Background: ALN-VSP02 is an RNA interference (RNAi) therapeutic comprised of lipid nanoparticle-formulated small interfering RNAs targeting vascular endothelial growth factor (VEGF)-A and kinesin spindle protein (KSP). In a phase 1 trial, ALN-VSP02 administered as an iv infusion q2 wks was well-tolerated and showed evidence of anti-VEGF pharmacology and antitumor activity. Methods: Patients treated on the phase I trial with stable disease (SD) or better after 4 months (8 doses) were eligible to continue on an extension study until disease progression. Main objectives included continued evaluation of safety/tolerability and assessment of disease response. Results: Seven of 37 patients (18.9%) evaluable for response went onto the extension study, including 1 of 7 (14.2%) at 0.4 mg/kg, 2 of 5 (40%) at 0.7 mg/kg, and 4 of 11 (36.3%) at 1.0 mg/kg. All had progressed after one or more prior therapies. Tumor types included head and neck squamous cell carcinoma, angiosarcoma, endometrial cancer, renal cell carcinoma (RCC, N=2), and pancreatic neuroendocrine tumor (PNET, N=2). At the time of enrollment, 6 had SD and one (endometrial cancer with multiple liver metastases) had an unconfirmed partial response (PR). The average length of time on treatment (including phase I and extension studies) was 9.5 months (range 5-19). As of January 2012, 3 patients remain on study, including the endometrial cancer patient with an ongoing PR who has had >80% tumor regression after 19 months of treatment at 0.7 mg/kg and two patients with RCC and PNET with continued SD after nearly 1 year of treatment at 1.0 mg/kg.
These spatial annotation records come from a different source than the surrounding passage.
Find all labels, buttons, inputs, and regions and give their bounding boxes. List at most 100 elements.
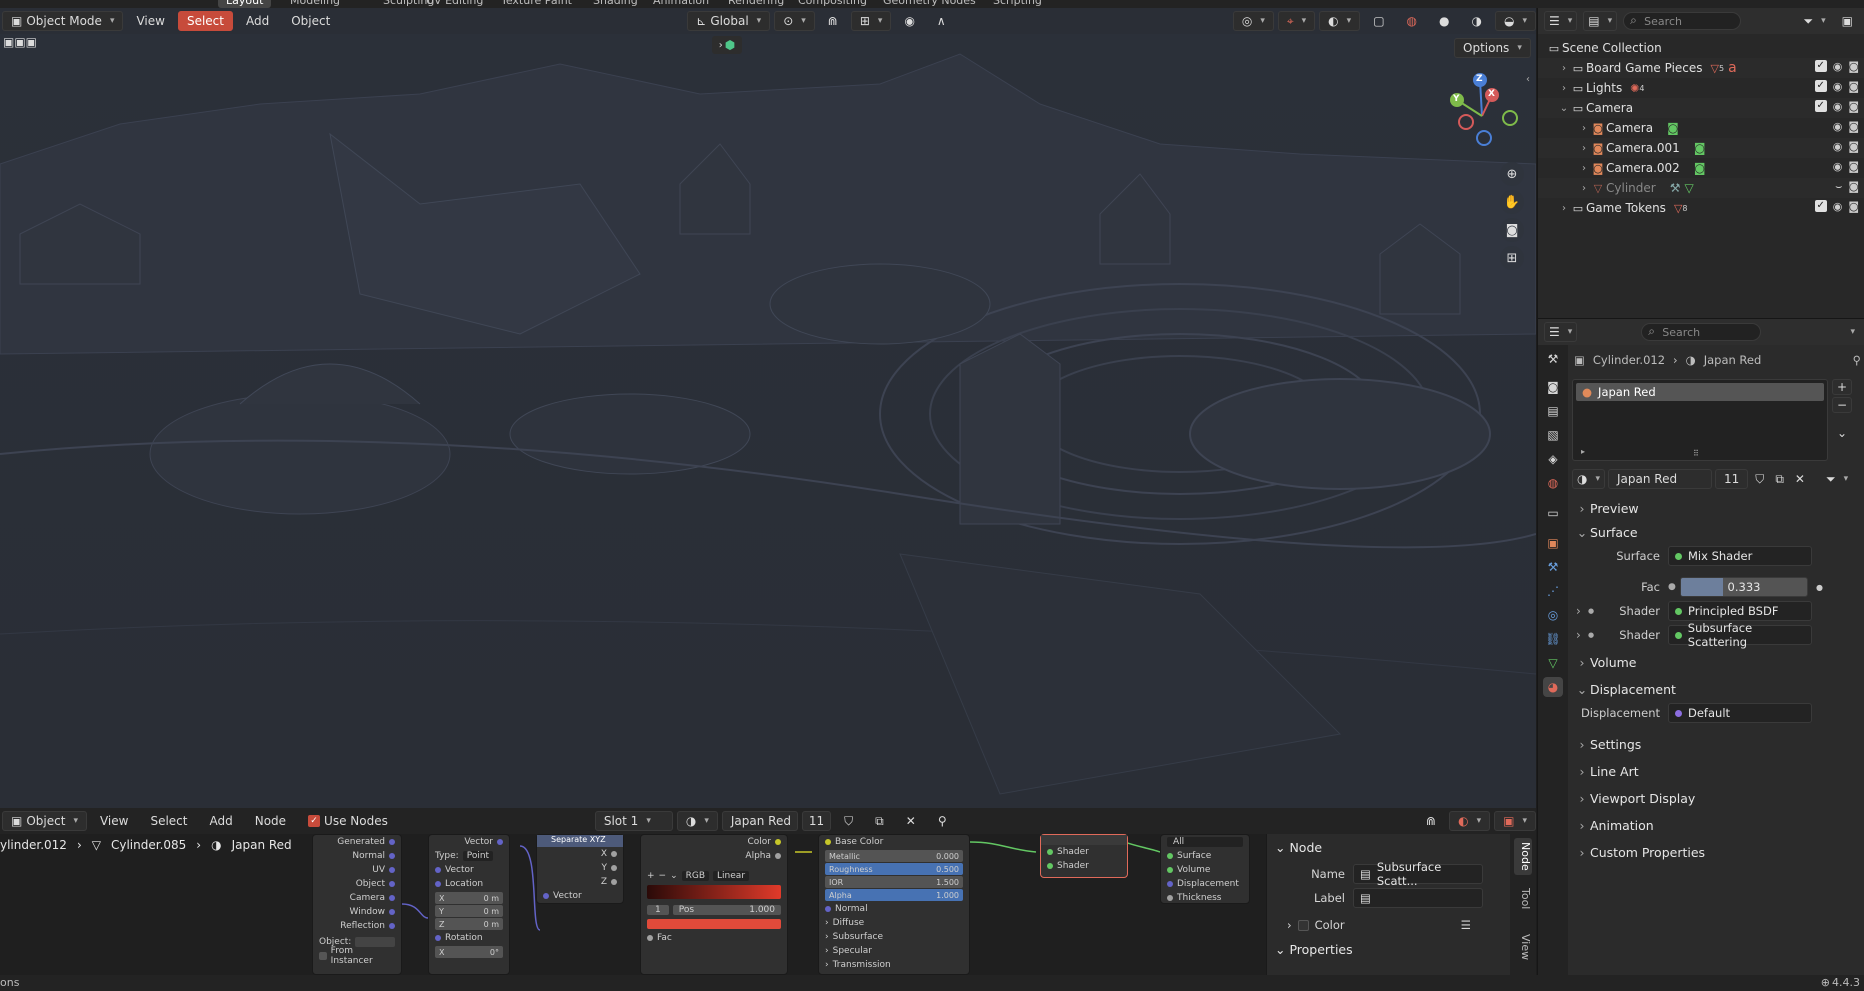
pivot-dropdown[interactable]: ⊙ [774, 11, 815, 31]
slot-specials-button[interactable]: ⌄ [1832, 425, 1852, 441]
principled-bsdf-node[interactable]: Base Color Metallic 0.000 Roughness 0.500 … [818, 834, 970, 975]
menu-object[interactable]: Object [282, 11, 339, 31]
fac-slider[interactable]: 0.333 [1680, 577, 1808, 597]
tab-material[interactable]: ◕ [1543, 677, 1563, 697]
color-checkbox[interactable] [1297, 919, 1309, 931]
camera-view-button[interactable]: ◙ [1500, 218, 1524, 242]
duplicate-material-button[interactable]: ⧉ [866, 811, 893, 831]
editor-type-dropdown[interactable]: ☰ [1544, 322, 1578, 342]
material-slots-list[interactable]: ● Japan Red ▸ ⠿ [1572, 379, 1828, 461]
scene-view[interactable]: ▣▣▣ › ⬢ Options Z X Y ⊕ ✋ ◙ ⊞ [0, 34, 1536, 808]
add-stop-icon[interactable]: + [647, 871, 655, 881]
collection-toggle[interactable]: › ⬢ [712, 36, 742, 54]
viewport-3d[interactable]: ▣Object Mode View Select Add Object ⊾Glo… [0, 8, 1536, 808]
snap-toggle[interactable]: ⋒ [819, 11, 847, 31]
tab-geometry-nodes[interactable]: Geometry Nodes [875, 0, 984, 8]
camera-render-icon[interactable]: ◙ [1848, 200, 1859, 213]
material-filter-dropdown[interactable]: ⏷ [1822, 469, 1852, 489]
perspective-toggle[interactable]: ⊞ [1500, 246, 1524, 270]
keyframe-dot-icon[interactable]: ● [1816, 583, 1823, 592]
displacement-field[interactable]: Default [1668, 703, 1812, 723]
node-color-row[interactable]: › Color ☰ [1287, 918, 1471, 932]
add-slot-button[interactable]: + [1832, 379, 1853, 395]
slot-dropdown[interactable]: Slot 1 [594, 811, 673, 831]
ramp-stop-color[interactable] [647, 919, 781, 929]
outliner-search[interactable]: Search [1623, 12, 1742, 30]
tab-world[interactable]: ◍ [1543, 473, 1563, 493]
rotation-x[interactable]: X 0° [435, 946, 503, 958]
mapping-type[interactable]: Type: Point [429, 849, 509, 863]
tab-particles[interactable]: ⋰ [1543, 581, 1563, 601]
camera-render-icon[interactable]: ◙ [1848, 120, 1859, 133]
tab-texture-paint[interactable]: Texture Paint [493, 0, 580, 8]
color-ramp-node[interactable]: Color Alpha + − ⌄ RGB Linear 1 Pos 1.000 Fac [640, 834, 788, 975]
eye-hidden-icon[interactable]: ⌣ [1835, 180, 1842, 194]
select-mode-buttons[interactable]: ▣▣▣ [0, 34, 40, 50]
pin-icon[interactable]: ⚲ [1853, 353, 1861, 367]
outliner[interactable]: ☰ ▤ Search ⏷ ▣ ▭Scene Collection ›▭Board… [1537, 8, 1864, 318]
camera-render-icon[interactable]: ◙ [1848, 100, 1859, 113]
eye-icon[interactable]: ◉ [1833, 200, 1843, 213]
xray-toggle[interactable]: ▢ [1364, 11, 1393, 31]
material-browse[interactable]: ◑ [676, 811, 718, 831]
object-camera-002[interactable]: › ◙ Camera.002 ◙ ◉ ◙ [1538, 158, 1864, 178]
exclude-checkbox[interactable]: ✓ [1814, 200, 1827, 212]
zoom-button[interactable]: ⊕ [1500, 162, 1524, 186]
mix-shader-node[interactable]: Shader Shader [1040, 834, 1128, 878]
collection-board-game-pieces[interactable]: › ▭ Board Game Pieces ▽ 5 a ✓ ◉ ◙ [1538, 58, 1864, 78]
camera-render-icon[interactable]: ◙ [1848, 140, 1859, 153]
scene-collection-row[interactable]: ▭ Scene Collection [1538, 38, 1864, 58]
menu-select[interactable]: Select [177, 11, 233, 31]
exclude-checkbox[interactable]: ✓ [1814, 60, 1827, 72]
shader1-field[interactable]: Principled BSDF [1668, 601, 1812, 621]
properties-editor[interactable]: ☰ Search ⚒ ◙ ▤ ▧ ◈ ◍ ▭ ▣ ⚒ ⋰ ◎ ⛓ ▽ ◕ ▣ C… [1537, 318, 1864, 976]
tab-uv-editing[interactable]: UV Editing [418, 0, 491, 8]
mapping-node[interactable]: Vector Type: Point Vector Location X0 m Y… [428, 834, 510, 975]
bsdf-subsurface-panel[interactable]: › Subsurface [819, 930, 969, 944]
tab-layout[interactable]: Layout [218, 0, 272, 8]
shading-wireframe[interactable]: ◍ [1398, 11, 1426, 31]
tab-collection[interactable]: ▭ [1543, 503, 1563, 523]
collapse-arrow-icon[interactable]: ⌄ [1558, 103, 1570, 114]
proportional-toggle[interactable]: ◉ [895, 11, 923, 31]
tab-rendering[interactable]: Rendering [720, 0, 792, 8]
bsdf-specular-panel[interactable]: › Specular [819, 944, 969, 958]
material-name-field[interactable]: Japan Red [721, 811, 798, 831]
output-target[interactable]: All [1161, 835, 1249, 849]
object-camera-001[interactable]: › ◙ Camera.001 ◙ ◉ ◙ [1538, 138, 1864, 158]
shading-solid[interactable]: ● [1430, 11, 1458, 31]
tab-tool[interactable]: ⚒ [1543, 349, 1563, 369]
shading-material[interactable]: ◑ [1463, 11, 1491, 31]
sidebar-toggle-arrow[interactable]: ‹ [1526, 74, 1530, 85]
tab-scene[interactable]: ◈ [1543, 449, 1563, 469]
tab-render[interactable]: ◙ [1543, 377, 1563, 397]
exclude-checkbox[interactable]: ✓ [1814, 100, 1827, 112]
tab-constraints[interactable]: ⛓ [1543, 629, 1563, 649]
collection-camera[interactable]: ⌄ ▭ Camera ✓ ◉ ◙ [1538, 98, 1864, 118]
unlink-material-button[interactable]: ✕ [897, 811, 925, 831]
object-camera[interactable]: › ◙ Camera ◙ ◉ ◙ [1538, 118, 1864, 138]
surface-shader-field[interactable]: Mix Shader [1668, 546, 1812, 566]
overlay-dropdown[interactable]: ◐ [1319, 11, 1361, 31]
exclude-checkbox[interactable]: ✓ [1814, 80, 1827, 92]
expand-arrow-icon[interactable]: › [1578, 163, 1590, 174]
tab-view-layer[interactable]: ▧ [1543, 425, 1563, 445]
sidebar-tab-tool[interactable]: Tool [1514, 888, 1532, 909]
expand-arrow-icon[interactable]: › [1568, 604, 1584, 618]
eye-icon[interactable]: ◉ [1833, 100, 1843, 113]
camera-render-icon[interactable]: ◙ [1848, 60, 1859, 73]
tab-modifiers[interactable]: ⚒ [1543, 557, 1563, 577]
new-collection-button[interactable]: ▣ [1837, 11, 1858, 31]
camera-render-icon[interactable]: ◙ [1848, 180, 1859, 194]
expand-arrow-icon[interactable]: › [1578, 143, 1590, 154]
section-surface[interactable]: Surface [1574, 525, 1864, 540]
tab-animation[interactable]: Animation [645, 0, 717, 8]
ne-menu-select[interactable]: Select [141, 811, 196, 831]
eye-icon[interactable]: ◉ [1833, 160, 1843, 173]
editor-type-dropdown[interactable]: ☰ [1544, 11, 1578, 31]
node-properties-header[interactable]: ⌄ Properties [1275, 942, 1353, 957]
camera-render-icon[interactable]: ◙ [1848, 160, 1859, 173]
snap-toggle-node[interactable]: ⋒ [1417, 811, 1445, 831]
shader2-field[interactable]: Subsurface Scattering [1668, 621, 1812, 649]
properties-search[interactable]: Search [1641, 323, 1762, 341]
The other patients with RCC and PNET at 1.0 mg/kg with SD came off after 8.5 and 5.5 months, respectively, for adverse events that included fatigue or elevated alkaline phosphatase. A decrease in spleen volume, likely an on-target effect and not associated with any adverse events, occurred to a greater degree on the extension study than on the phase I trial and was most pronounced in patients receiving ≥ 12 doses. Conclusions: ALN-VSP02 has preliminary activity against endometrial cancer, RCC and PNET and a favorable safety profile that permits chronic dosing. Phase II trials are warranted in these and other VEGF-overexpressing tumors.
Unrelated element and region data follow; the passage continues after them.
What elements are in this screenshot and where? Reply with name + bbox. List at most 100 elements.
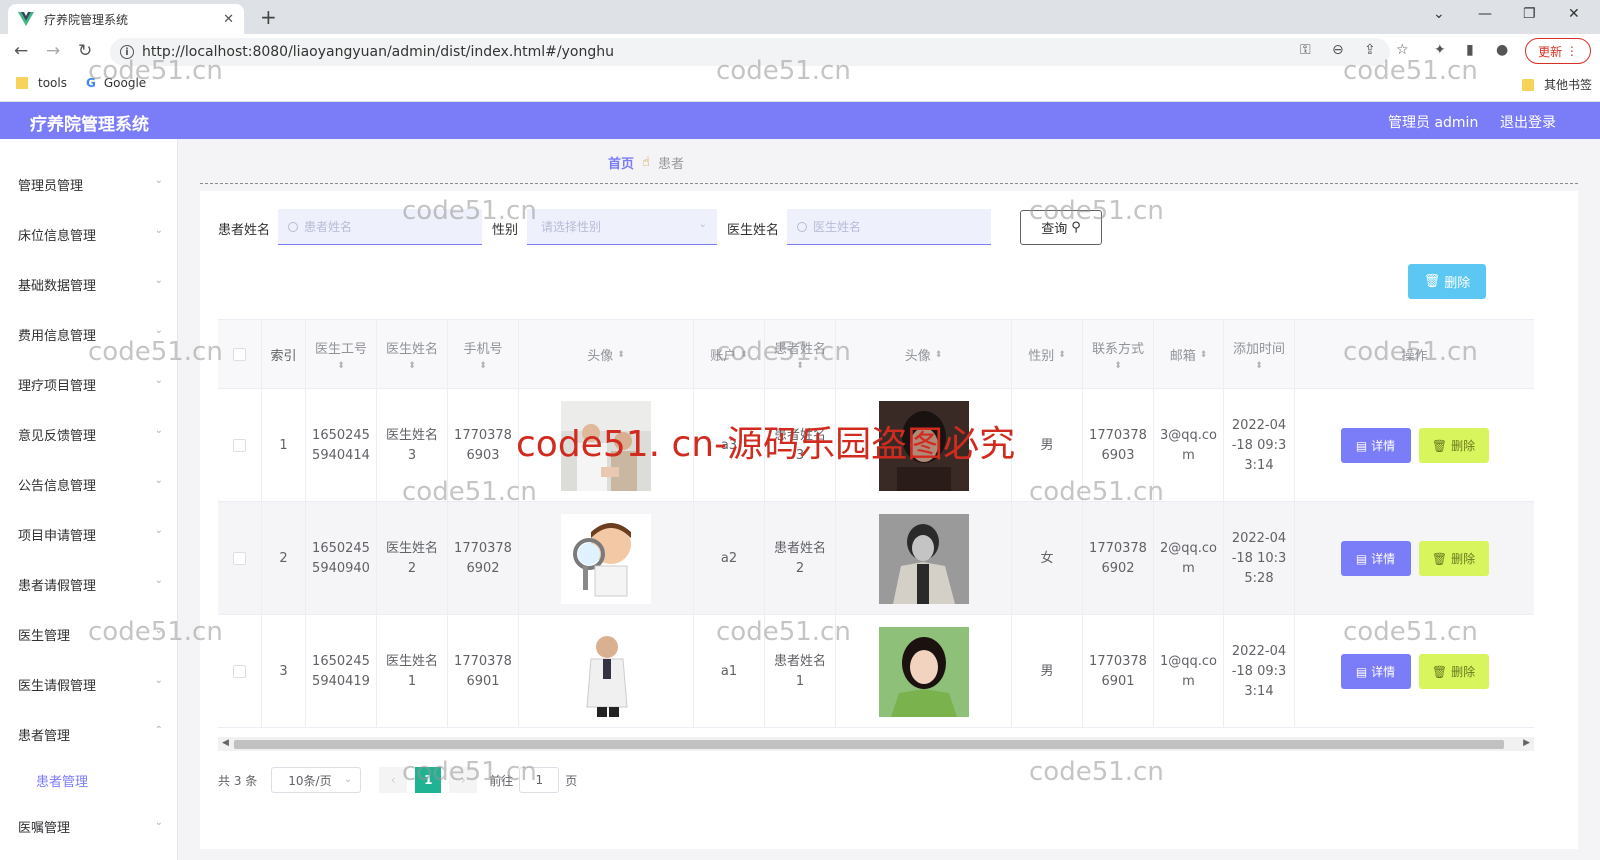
sidebar-item-label: 项目申请管理 (18, 529, 97, 544)
detail-button[interactable]: ▤ 详情 (1340, 541, 1411, 576)
sidebar-item-basedata[interactable]: 基础数据管理 ⌄ (18, 275, 163, 294)
col-label: 账户 (710, 349, 737, 364)
scroll-left-icon[interactable]: ◀ (222, 738, 229, 748)
sort-icon[interactable]: ⬍ (796, 361, 804, 371)
row-checkbox[interactable] (233, 665, 246, 678)
patient-name-input[interactable]: 患者姓名 (278, 209, 482, 245)
sidebar-item-project-apply[interactable]: 项目申请管理 ⌄ (18, 525, 163, 544)
col-patient-name[interactable]: 患者姓名 ⬍ (765, 320, 836, 389)
col-doctor-no[interactable]: 医生工号 ⬍ (306, 320, 377, 389)
col-account[interactable]: 账户 ⬍ (694, 320, 765, 389)
page-number-active[interactable]: 1 (415, 767, 442, 793)
url-field[interactable]: i http://localhost:8080/liaoyangyuan/adm… (110, 38, 1390, 66)
chevron-down-icon: ⌄ (154, 675, 163, 686)
share-icon[interactable]: ⇪ (1364, 42, 1376, 58)
patient-avatar-image[interactable] (878, 513, 969, 604)
doctor-avatar-image[interactable] (561, 626, 651, 717)
site-info-icon[interactable]: i (120, 45, 134, 59)
col-doctor-avatar[interactable]: 头像 ⬍ (519, 320, 694, 389)
sidebar-subitem-patient[interactable]: 患者管理 (36, 771, 88, 790)
doctor-avatar-image[interactable] (561, 513, 651, 604)
sidebar-item-fees[interactable]: 费用信息管理 ⌄ (18, 325, 163, 344)
col-phone[interactable]: 手机号 ⬍ (448, 320, 519, 389)
maximize-icon[interactable]: ❐ (1523, 6, 1536, 22)
tab-close-icon[interactable]: ✕ (223, 12, 234, 27)
sort-icon[interactable]: ⬍ (935, 350, 943, 360)
col-email[interactable]: 邮箱 ⬍ (1154, 320, 1224, 389)
admin-user: 管理员 admin (1388, 115, 1479, 131)
breadcrumb-home[interactable]: 首页 (608, 153, 634, 172)
sidebar-item-patient-leave[interactable]: 患者请假管理 ⌄ (18, 575, 163, 594)
back-icon[interactable]: ← (14, 41, 28, 61)
table-scrollbar[interactable]: ◀ ▶ (218, 737, 1534, 751)
select-all-checkbox[interactable] (233, 348, 246, 361)
sidebar-item-notice[interactable]: 公告信息管理 ⌄ (18, 475, 163, 494)
sidebar-item-doctor-leave[interactable]: 医生请假管理 ⌄ (18, 675, 163, 694)
logout-link[interactable]: 退出登录 (1500, 112, 1556, 132)
goto-page-input[interactable]: 1 (519, 767, 560, 793)
chevron-down-icon: ⌄ (154, 525, 163, 536)
app-title: 疗养院管理系统 (30, 115, 149, 135)
patient-avatar-image[interactable] (878, 626, 969, 717)
sidebar-item-patient[interactable]: 患者管理 ⌃ (18, 725, 163, 744)
extensions-icon[interactable]: ✦ (1434, 42, 1446, 58)
bookmarks-bar: tools G Google 其他书签 (0, 68, 1600, 102)
update-button[interactable]: 更新 ⋮ (1525, 38, 1591, 64)
bookmark-google[interactable]: G Google (86, 76, 146, 90)
window-close-icon[interactable]: ✕ (1568, 6, 1580, 22)
profile-icon[interactable]: ● (1496, 42, 1508, 58)
sort-icon[interactable]: ⬍ (1114, 361, 1122, 371)
col-added-time[interactable]: 添加时间 ⬍ (1224, 320, 1295, 389)
doctor-name-input[interactable]: 医生姓名 (787, 209, 991, 245)
zoom-icon[interactable]: ⊖ (1332, 42, 1344, 58)
gender-select[interactable]: 请选择性别 ⌄ (527, 209, 717, 245)
page-size-select[interactable]: 10条/页 ⌄ (271, 767, 362, 793)
sort-icon[interactable]: ⬍ (479, 361, 487, 371)
delete-button[interactable]: 🗑 删除 (1418, 428, 1489, 463)
forward-icon[interactable]: → (46, 41, 60, 61)
sort-icon[interactable]: ⬍ (1058, 350, 1066, 360)
col-doctor-name[interactable]: 医生姓名 ⬍ (377, 320, 448, 389)
sidebar-item-beds[interactable]: 床位信息管理 ⌄ (18, 225, 163, 244)
minimize-icon[interactable]: — (1478, 6, 1492, 22)
prev-page-button[interactable]: ‹ (379, 767, 408, 793)
sidebar-item-orders[interactable]: 医嘱管理 ⌄ (18, 817, 163, 836)
cell-doctor-avatar (519, 502, 694, 615)
sort-icon[interactable]: ⬍ (1200, 350, 1208, 360)
row-checkbox[interactable] (233, 552, 246, 565)
bulk-delete-button[interactable]: 🗑 删除 (1408, 264, 1486, 299)
star-icon[interactable]: ☆ (1396, 42, 1409, 58)
sidebar-item-therapy[interactable]: 理疗项目管理 ⌄ (18, 375, 163, 394)
key-icon[interactable]: ⚿ (1300, 42, 1311, 58)
detail-button[interactable]: ▤ 详情 (1340, 654, 1411, 689)
sort-icon[interactable]: ⬍ (337, 361, 345, 371)
doctor-avatar-image[interactable] (561, 400, 651, 491)
sort-icon[interactable]: ⬍ (408, 361, 416, 371)
bookmark-other[interactable]: 其他书签 (1522, 76, 1592, 93)
sidebar-item-feedback[interactable]: 意见反馈管理 ⌄ (18, 425, 163, 444)
delete-button[interactable]: 🗑 删除 (1418, 541, 1489, 576)
sort-icon[interactable]: ⬍ (1255, 361, 1263, 371)
browser-tab[interactable]: 疗养院管理系统 ✕ (8, 4, 244, 34)
sidepanel-icon[interactable]: ▮ (1466, 42, 1474, 58)
query-button[interactable]: 查询 ⚲ (1020, 210, 1102, 245)
patient-avatar-image[interactable] (878, 400, 969, 491)
tab-search-icon[interactable]: ⌄ (1433, 6, 1445, 22)
sort-icon[interactable]: ⬍ (617, 350, 625, 360)
bookmark-tools[interactable]: tools (16, 76, 67, 90)
next-page-button[interactable]: › (449, 767, 478, 793)
cell-contact: 17703786902 (1083, 502, 1154, 615)
delete-button[interactable]: 🗑 删除 (1418, 654, 1489, 689)
col-gender[interactable]: 性别 ⬍ (1012, 320, 1083, 389)
sidebar-item-admin[interactable]: 管理员管理 ⌄ (18, 175, 163, 194)
col-patient-avatar[interactable]: 头像 ⬍ (836, 320, 1012, 389)
new-tab-icon[interactable]: + (260, 5, 277, 29)
scroll-right-icon[interactable]: ▶ (1523, 738, 1530, 748)
col-contact[interactable]: 联系方式 ⬍ (1083, 320, 1154, 389)
sort-icon[interactable]: ⬍ (740, 350, 748, 360)
row-checkbox[interactable] (233, 439, 246, 452)
scroll-thumb[interactable] (234, 740, 1504, 749)
detail-button[interactable]: ▤ 详情 (1340, 428, 1411, 463)
reload-icon[interactable]: ↻ (78, 41, 92, 61)
sidebar-item-doctor[interactable]: 医生管理 ⌄ (18, 625, 163, 644)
Comments: Final results for this study were presented at last year’s ASCO meeting (for a discussion click here). The new data relate to the open-label extension phase which is of particular interest as it relates to the longer-term safety and tolerability of ALN-VSP02, and possibly first-generation SNALP delivery technology in general.  It is too early to tell to what extent siRNA sequence and modification-dependent effects played a role, but the apparent spleen toxicity is consistent with what one might expect from such formulations. Although the spleen is not an essential organ and most of us will do just fine without one, this could become a dicey issue for a chronically dosed drug like ALN-PCS02 in a ‘lesser’ disease such as many types of hypercholesterolemia.  Overall, however, this is an encouraging start for the longer-term safety of SNALP delivery technology.  Based on the indications of efficacy, another more focused study may be warranted before a final determination as to the viability of ALN-VSP02 for the treatment of cancers with liver involvement.